With this data, our Product Managers are able to learn crucial insights about the jobs that our products are solving (or not solving). We’ve found that there are many 5 star reviews in this data set where the customer expresses enjoyment of the product but highlights specific ways that it didn’t meet their needs.
This simple application saves our Product Managers countless hours of pouring through review data to learn about their products, allowing them to focus on creating innovations that will solve our customer’s jobs to be done.

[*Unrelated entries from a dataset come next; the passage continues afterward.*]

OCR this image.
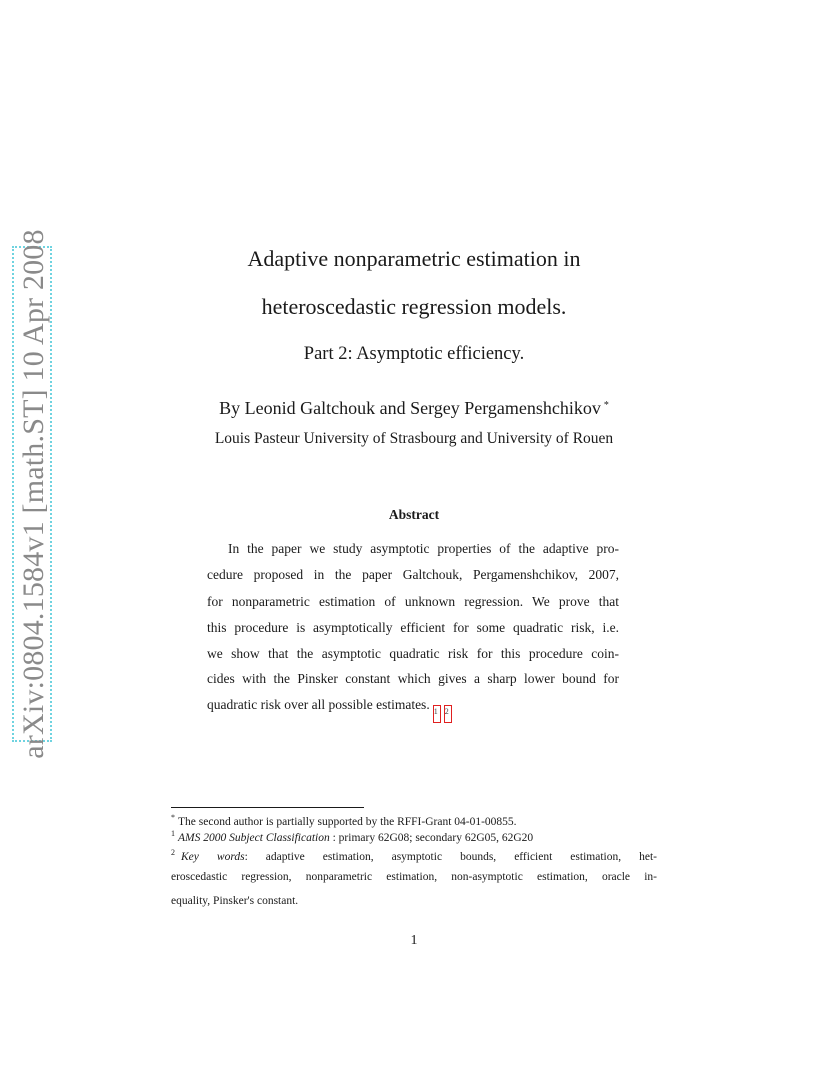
arXiv:0804.1584v1 [math.ST] 10 Apr 2008	Adaptive nonparametric estimation in
heteroscedastic regression models.
Part 2: Asymptotic efficiency.
By Leonid Galtchouk and Sergey Pergamenshchikov *
Louis Pasteur University of Strasbourg and University of Rouen
Abstract
In the paper we study asymptotic properties of the adaptive pro-
cedure proposed in the paper Galtchouk, Pergamenshchikov, 2007,
for nonparametric estimation of unknown regression. We prove that
this procedure is asymptotically efficient for some quadratic risk, i.e.
we show that the asymptotic quadratic risk for this procedure coin-
cides with the Pinsker constant which gives a sharp lower bound for
quadratic risk over all possible estimates. 1 2
* The second author is partially supported by the RFFI-Grant 04-01-00855.
$^1$ AMS 2000 Subject Classification : primary 62G08; secondary 62G05, 62G20
$^2$ Key words: adaptive estimation, asymptotic bounds, efficient estimation, het-
eroscedastic regression, nonparametric estimation, non-asymptotic estimation, oracle in-
equality, Pinsker's constant.
1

Measure what truly matters. Are your data products organized around the jobs that customers hire your company to solve? Clicks, impressions, frequency, time spent, cost, revenue, etc. — these are all metrics that most of us have easy access to, subsequently we spend an enormous amount of time analyzing them and leveraging them (or feature variations thereof) to build models and data products. Unfortunately, most of these metrics don’t really matter to customers. If you sit down and really try and figure out what’s important to your customers, you’ll find that it’s probably very hard to measure. Don’t give up. Really spend time on this — even if it means pausing statistics and programming work to focus on the business. Your technical work will go much further if it’s aligned with the job.
Amazon has mastered this idea. Its retail business is vehemently focused on three target areas: vast selection, low prices, and fast delivery — and they measure each of these on a “minute-to-minute basis.” For example, Amazon employs a shopping-robot that crawls the web to benchmark product prices. If lower prices are found Amazon’s price will automatically be lowered to beat the competitor's price. This process is narrowly focused on solving the job customers are hiring Amazon to do. (Competing Against Luck, Christensen et al., 2016, pg.209)
Take a step back from your ongoing projects and assess whether your activities are aligned with the job that customers hire your company to solve. Are they in agreement? If not, slow down and perform some realignment. Make plans to get the data sources you need so you can measure and take action on what truly matters — even if that data is qualitative in nature. You’ll be tempted to make do with what you have just to “get work done,” but you’ll, at best, make incremental gains. Instead, make a real difference by aggressively focusing on the job to be done above everything else.
Apply the theory. Everything I’ve outlined above is going to be incredibly difficult if you don’t know what ‘job to be done’ your customers hire your products to solve. Above all else — figure that out. Without a clear understanding of your customer’s jobs, you’ll be stuck in “feature chase,” or worse, you’ll actively be working against your customers without even knowing it. I’ve cited the articles and the book that explain “Jobs to be Done” theory in detail throughout this post — read them and understand them, then apply them in your organization:
Know Your Customers’ “Jobs to Be Done”
Marketing Malpractice: The Cause and the Cure
Competing Against Luck: The Story of Innovation and Customer Choice
Solve Problems
The “Holy Grail” of data that will solve every problem doesn’t exist — and if we continue to try and find it we’ll waste countless hours and precious time that could be spent actually working on the problem.
Quit looking for the hidden gem in the data and actually look towards your customers. What are they hiring your company to do? When you fully understand that, you’ll become a much better Data Scientist and Business Leader.